Many emerging market economies are concerned that when the U.S. Federal Reserve raises borrowing costs, investors will withdraw from other markets and buy dollar assets, leading to the depreciation of emerging market currencies.
Officials from emerging markets wanted the communique from finance ministers and central bank governors of the Group of 20 biggest economies to say that such a rate rise in the U.S. now would be a risk to growth.
But the draft avoids such wording.
"We note that in line with the improving economic outlook monetary policy tightening is more likely in some advanced economies," the draft communique, seen by Reuters, said.
"We will carefully calibrate and clearly communicate our actions to minimize negative spillovers, mitigate uncertainty and promote transparency," said the draft, which may yet change before it is finally agreed on Saturday.
The text welcomed strengthening activity in some economies but said that global growth fell short of expectations.

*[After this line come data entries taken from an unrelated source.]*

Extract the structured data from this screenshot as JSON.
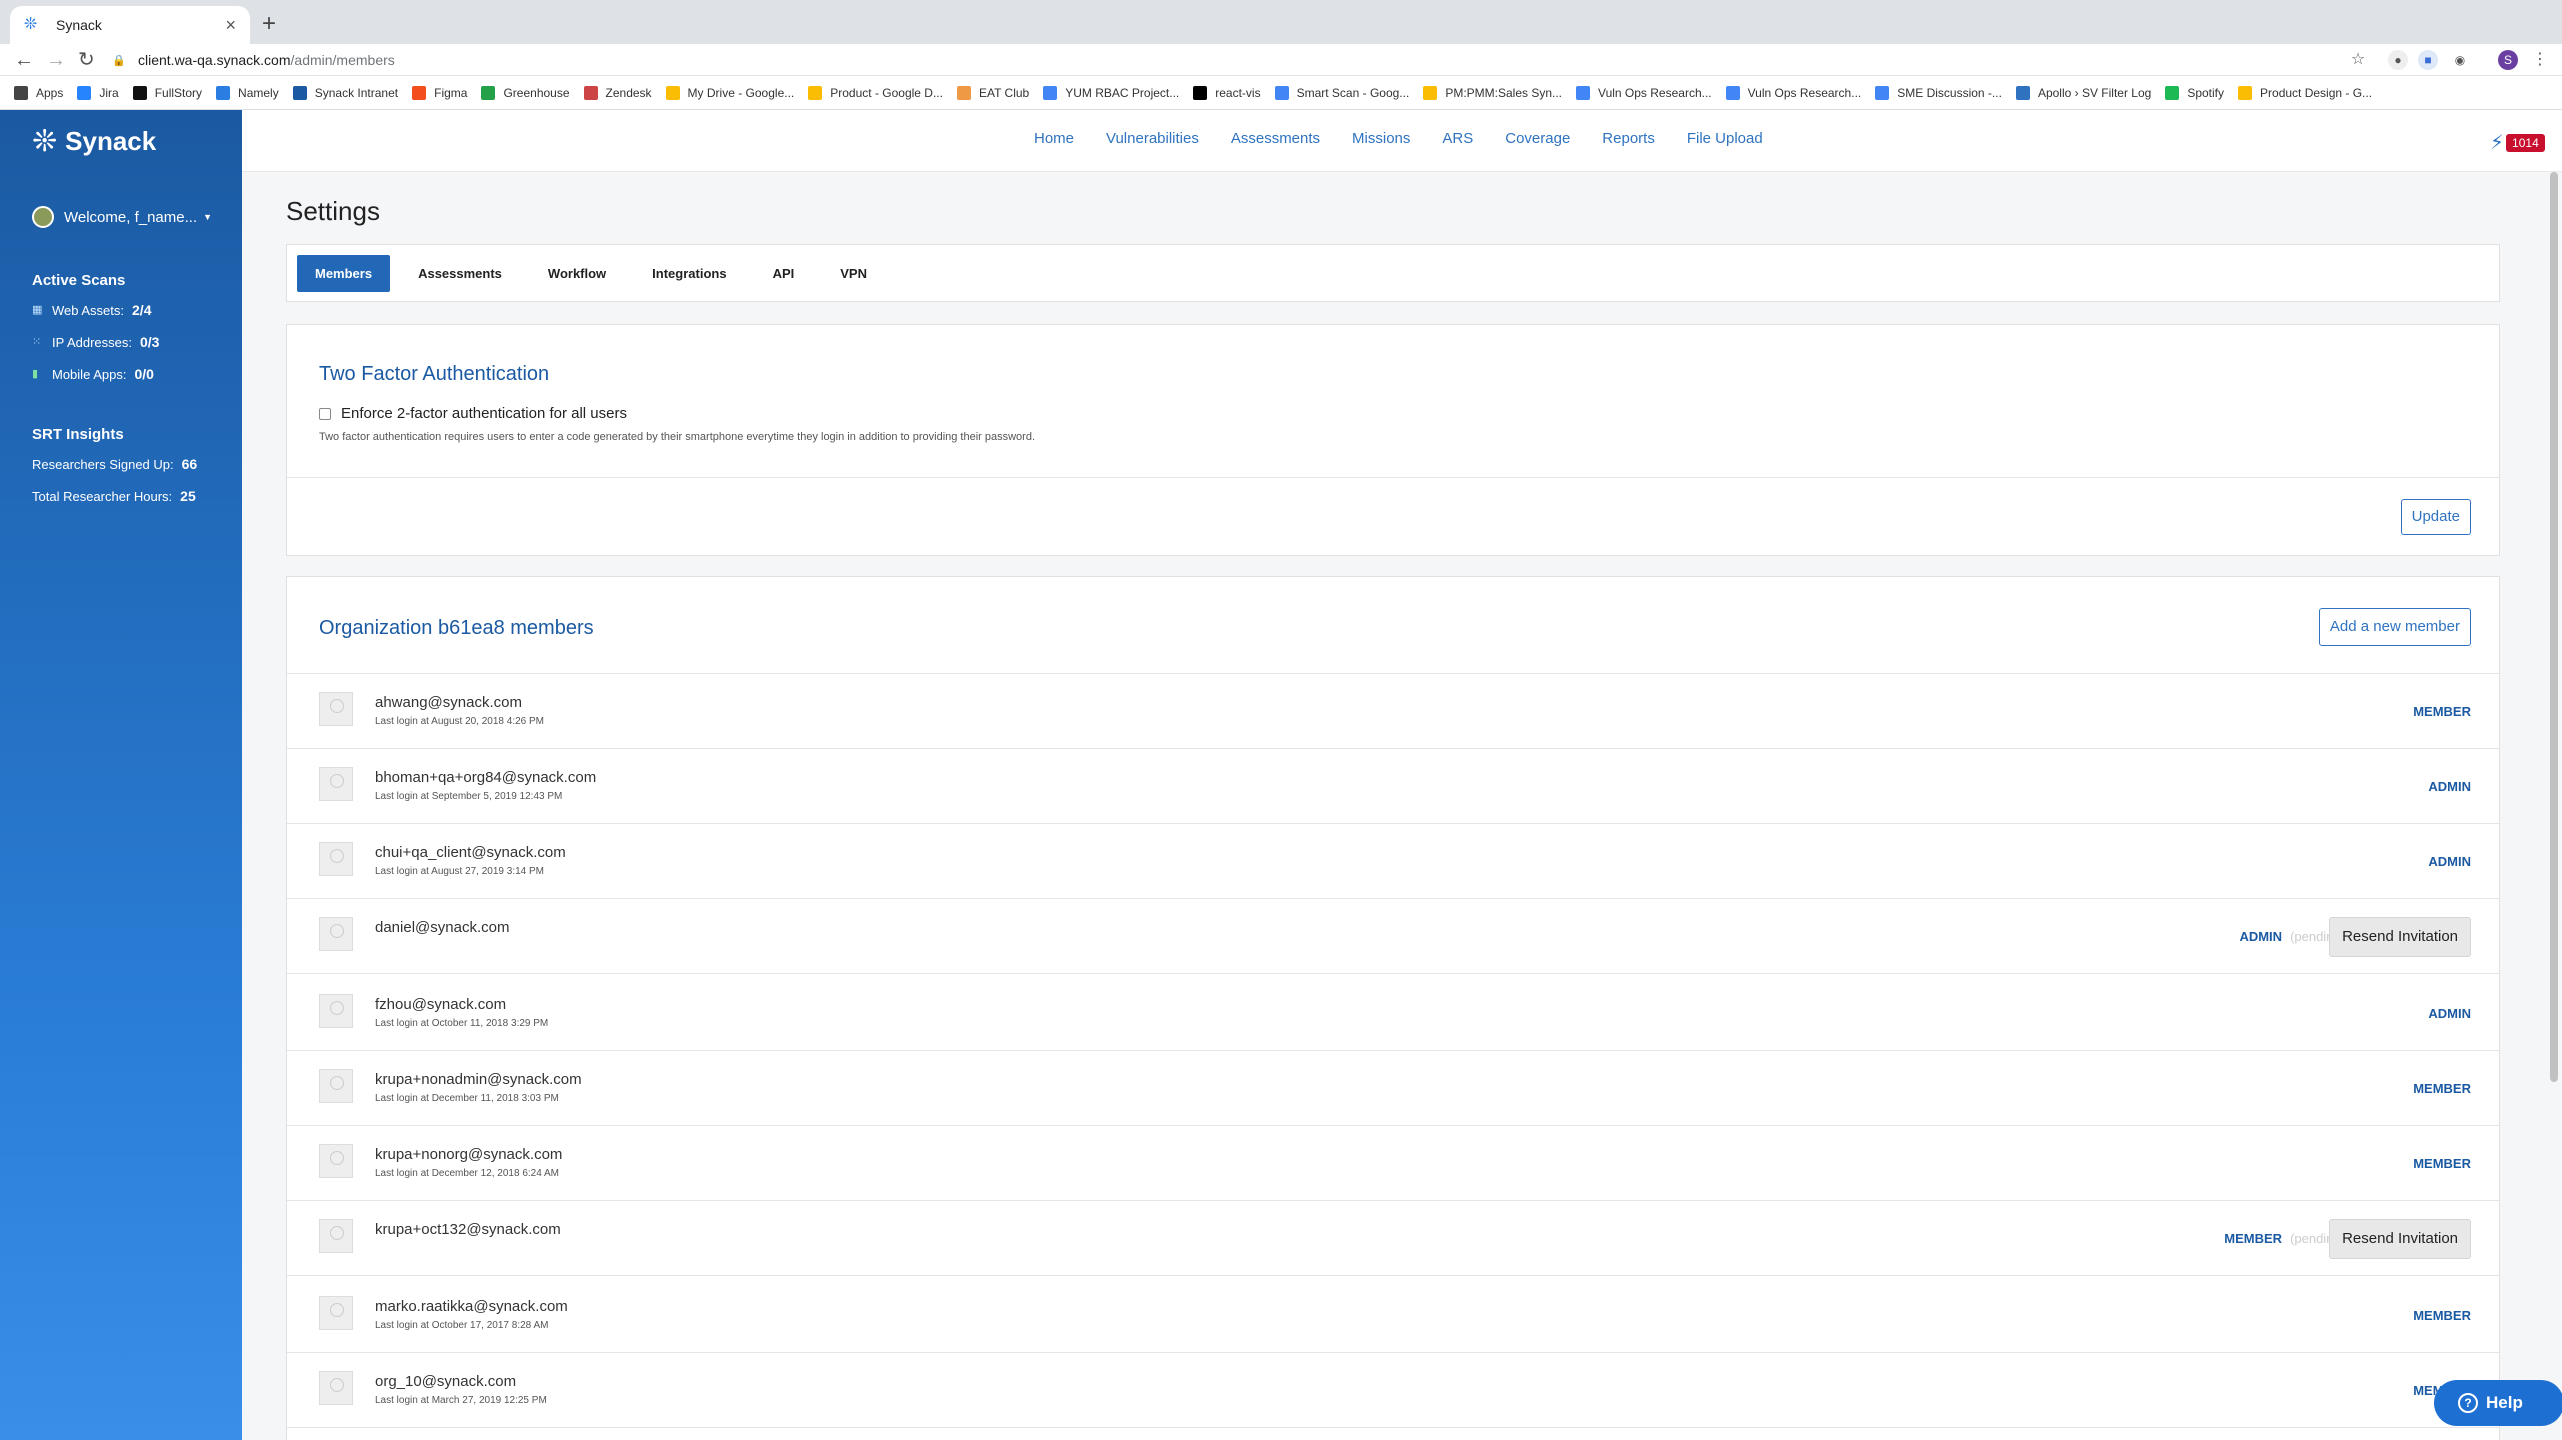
{
  "browser": {
    "tab_title": "Synack",
    "url_host": "client.wa-qa.synack.com",
    "url_path": "/admin/members",
    "profile_initial": "S",
    "bookmarks": [
      "Apps",
      "Jira",
      "FullStory",
      "Namely",
      "Synack Intranet",
      "Figma",
      "Greenhouse",
      "Zendesk",
      "My Drive - Google...",
      "Product - Google D...",
      "EAT Club",
      "YUM RBAC Project...",
      "react-vis",
      "Smart Scan - Goog...",
      "PM:PMM:Sales Syn...",
      "Vuln Ops Research...",
      "Vuln Ops Research...",
      "SME Discussion -...",
      "Apollo › SV Filter Log",
      "Spotify",
      "Product Design - G..."
    ]
  },
  "sidebar": {
    "logo": "Synack",
    "welcome": "Welcome, f_name...",
    "active_scans": {
      "heading": "Active Scans",
      "items": [
        {
          "label": "Web Assets:",
          "value": "2/4"
        },
        {
          "label": "IP Addresses:",
          "value": "0/3"
        },
        {
          "label": "Mobile Apps:",
          "value": "0/0"
        }
      ]
    },
    "srt": {
      "heading": "SRT Insights",
      "items": [
        {
          "label": "Researchers Signed Up:",
          "value": "66"
        },
        {
          "label": "Total Researcher Hours:",
          "value": "25"
        }
      ]
    }
  },
  "nav": {
    "links": [
      "Home",
      "Vulnerabilities",
      "Assessments",
      "Missions",
      "ARS",
      "Coverage",
      "Reports",
      "File Upload"
    ],
    "badge": "1014"
  },
  "page": {
    "title": "Settings",
    "tabs": [
      "Members",
      "Assessments",
      "Workflow",
      "Integrations",
      "API",
      "VPN"
    ],
    "tfa": {
      "heading": "Two Factor Authentication",
      "checkbox_label": "Enforce 2-factor authentication for all users",
      "note": "Two factor authentication requires users to enter a code generated by their smartphone everytime they login in addition to providing their password.",
      "update": "Update"
    },
    "members": {
      "heading": "Organization b61ea8 members",
      "add": "Add a new member",
      "pending_label": "(pending)",
      "resend_label": "Resend Invitation",
      "rows": [
        {
          "email": "ahwang@synack.com",
          "login": "Last login at August 20, 2018 4:26 PM",
          "role": "MEMBER"
        },
        {
          "email": "bhoman+qa+org84@synack.com",
          "login": "Last login at September 5, 2019 12:43 PM",
          "role": "ADMIN"
        },
        {
          "email": "chui+qa_client@synack.com",
          "login": "Last login at August 27, 2019 3:14 PM",
          "role": "ADMIN"
        },
        {
          "email": "daniel@synack.com",
          "login": "",
          "role": "ADMIN",
          "pending": true
        },
        {
          "email": "fzhou@synack.com",
          "login": "Last login at October 11, 2018 3:29 PM",
          "role": "ADMIN"
        },
        {
          "email": "krupa+nonadmin@synack.com",
          "login": "Last login at December 11, 2018 3:03 PM",
          "role": "MEMBER"
        },
        {
          "email": "krupa+nonorg@synack.com",
          "login": "Last login at December 12, 2018 6:24 AM",
          "role": "MEMBER"
        },
        {
          "email": "krupa+oct132@synack.com",
          "login": "",
          "role": "MEMBER",
          "pending": true
        },
        {
          "email": "marko.raatikka@synack.com",
          "login": "Last login at October 17, 2017 8:28 AM",
          "role": "MEMBER"
        },
        {
          "email": "org_10@synack.com",
          "login": "Last login at March 27, 2019 12:25 PM",
          "role": "MEMBER"
        }
      ]
    },
    "help": "Help"
  }
}
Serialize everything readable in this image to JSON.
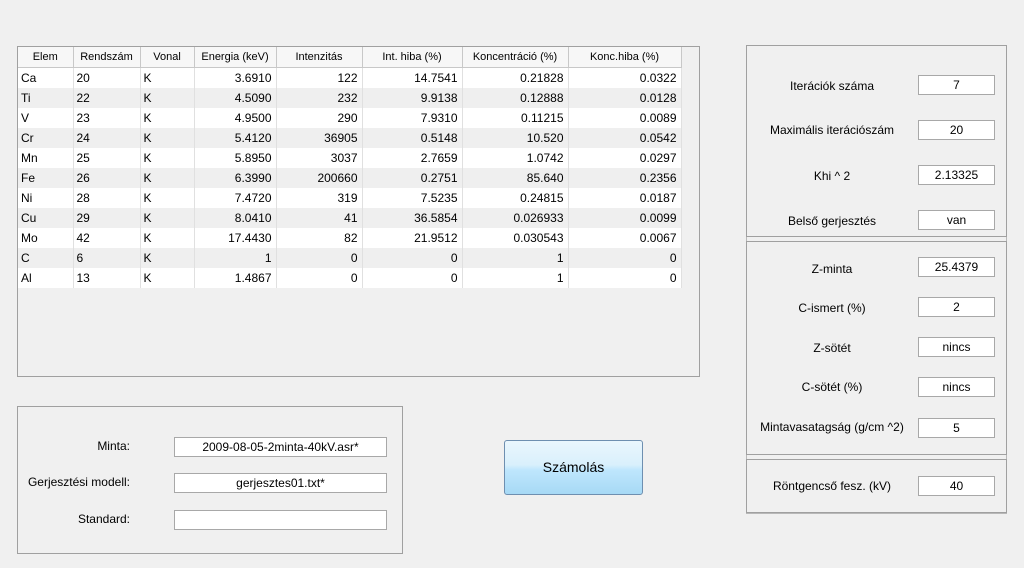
{
  "table": {
    "columns": [
      "Elem",
      "Rendszám",
      "Vonal",
      "Energia (keV)",
      "Intenzitás",
      "Int. hiba (%)",
      "Koncentráció (%)",
      "Konc.hiba (%)"
    ],
    "rows": [
      [
        "Ca",
        "20",
        "K",
        "3.6910",
        "122",
        "14.7541",
        "0.21828",
        "0.0322"
      ],
      [
        "Ti",
        "22",
        "K",
        "4.5090",
        "232",
        "9.9138",
        "0.12888",
        "0.0128"
      ],
      [
        "V",
        "23",
        "K",
        "4.9500",
        "290",
        "7.9310",
        "0.11215",
        "0.0089"
      ],
      [
        "Cr",
        "24",
        "K",
        "5.4120",
        "36905",
        "0.5148",
        "10.520",
        "0.0542"
      ],
      [
        "Mn",
        "25",
        "K",
        "5.8950",
        "3037",
        "2.7659",
        "1.0742",
        "0.0297"
      ],
      [
        "Fe",
        "26",
        "K",
        "6.3990",
        "200660",
        "0.2751",
        "85.640",
        "0.2356"
      ],
      [
        "Ni",
        "28",
        "K",
        "7.4720",
        "319",
        "7.5235",
        "0.24815",
        "0.0187"
      ],
      [
        "Cu",
        "29",
        "K",
        "8.0410",
        "41",
        "36.5854",
        "0.026933",
        "0.0099"
      ],
      [
        "Mo",
        "42",
        "K",
        "17.4430",
        "82",
        "21.9512",
        "0.030543",
        "0.0067"
      ],
      [
        "C",
        "6",
        "K",
        "1",
        "0",
        "0",
        "1",
        "0"
      ],
      [
        "Al",
        "13",
        "K",
        "1.4867",
        "0",
        "0",
        "1",
        "0"
      ]
    ]
  },
  "files": {
    "minta_label": "Minta:",
    "minta_value": "2009-08-05-2minta-40kV.asr*",
    "gerj_label": "Gerjesztési modell:",
    "gerj_value": "gerjesztes01.txt*",
    "standard_label": "Standard:",
    "standard_value": ""
  },
  "calc_button_label": "Számolás",
  "iteration": {
    "iter_count_label": "Iterációk száma",
    "iter_count_value": "7",
    "max_iter_label": "Maximális iterációszám",
    "max_iter_value": "20",
    "khi_label": "Khi ^ 2",
    "khi_value": "2.13325",
    "internal_label": "Belső gerjesztés",
    "internal_value": "van"
  },
  "sample": {
    "z_minta_label": "Z-minta",
    "z_minta_value": "25.4379",
    "c_ismert_label": "C-ismert (%)",
    "c_ismert_value": "2",
    "z_sotet_label": "Z-sötét",
    "z_sotet_value": "nincs",
    "c_sotet_label": "C-sötét (%)",
    "c_sotet_value": "nincs",
    "thickness_label": "Mintavasatagság (g/cm ^2)",
    "thickness_value": "5"
  },
  "tube": {
    "label": "Röntgencső fesz. (kV)",
    "value": "40"
  }
}
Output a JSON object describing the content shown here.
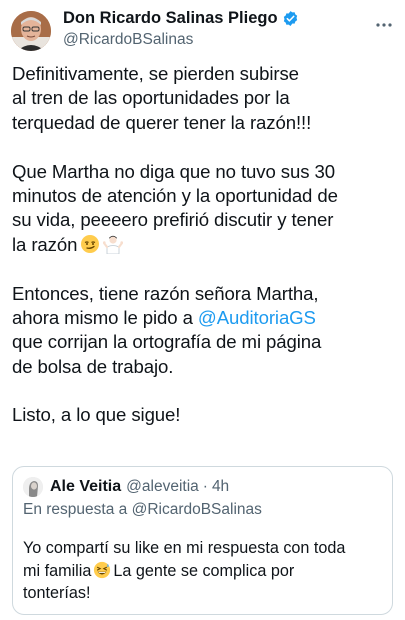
{
  "author": {
    "display_name": "Don Ricardo Salinas Pliego",
    "handle": "@RicardoBSalinas",
    "verified": true,
    "avatar_icon": "profile-photo-icon",
    "more_icon": "more-options-icon"
  },
  "tweet": {
    "lines": {
      "l1": "Definitivamente, se pierden subirse",
      "l2": "al tren de las oportunidades por la",
      "l3": "terquedad de querer tener la razón!!!",
      "l4": "Que Martha no diga que no tuvo sus 30",
      "l5": "minutos de atención y la oportunidad de",
      "l6": "su vida, peeeero prefirió discutir y tener",
      "l7": "la razón",
      "l8": "Entonces, tiene razón señora Martha,",
      "l9": "ahora mismo le pido a",
      "l10": "que corrijan la ortografía de mi página",
      "l11": "de bolsa de trabajo.",
      "l12": "Listo, a lo que sigue!"
    },
    "mention": "@AuditoriaGS",
    "emojis": [
      "smirking-face-icon",
      "person-shrugging-icon"
    ]
  },
  "quote": {
    "display_name": "Ale Veitia",
    "handle": "@aleveitia",
    "separator": "·",
    "time": "4h",
    "reply_prefix": "En respuesta a",
    "reply_to": "@RicardoBSalinas",
    "lines": {
      "l1": "Yo compartí su like en mi respuesta con toda",
      "l2a": "mi familia",
      "l2b": "La gente se complica por",
      "l3": "tonterías!"
    },
    "emoji": "grinning-squinting-sweat-face-icon"
  },
  "colors": {
    "text": "#0f1419",
    "secondary": "#536471",
    "link": "#1d9bf0",
    "border": "#cfd9de",
    "verified": "#1d9bf0"
  }
}
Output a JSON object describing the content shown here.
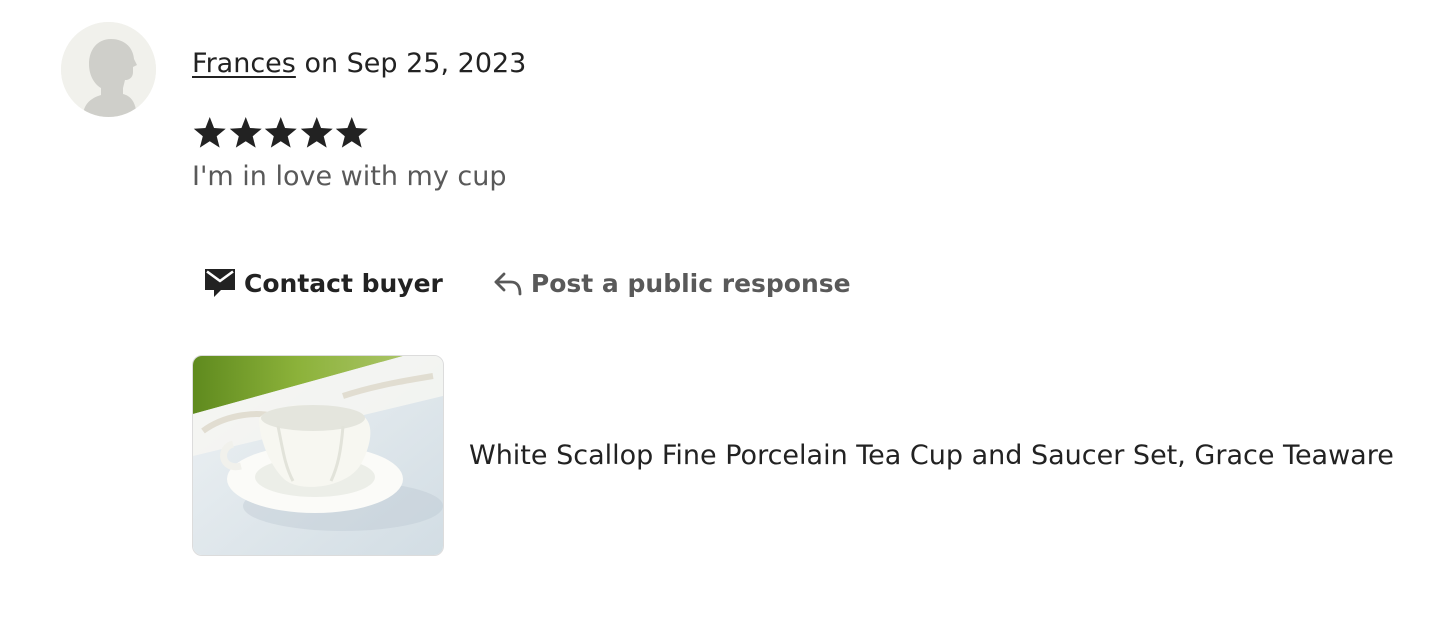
{
  "review": {
    "reviewer_name": "Frances",
    "date_text": " on Sep 25, 2023",
    "rating": 5,
    "rating_max": 5,
    "text": "I'm in love with my cup"
  },
  "actions": {
    "contact_label": "Contact buyer",
    "contact_icon": "envelope-icon",
    "respond_label": "Post a public response",
    "respond_icon": "reply-arrow-icon"
  },
  "product": {
    "title": "White Scallop Fine Porcelain Tea Cup and Saucer Set, Grace Teaware"
  },
  "colors": {
    "text_primary": "#222222",
    "text_secondary": "#595959",
    "star": "#222222",
    "avatar_bg": "#f1f1ec"
  }
}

The draft indirectly also addressed the devaluation by China of its renminbi currency in August, in a sign the move was not seen as a competitive devaluation to prop up Chinese exports.
"We reiterate our commitment to move toward more market determined exchange rate systems and exchange rate flexibility to reflect underlying fundamentals, and avoid persistent exchange rate misalignments. We will refrain from competitive devaluations and resist all forms of protectionism," it said.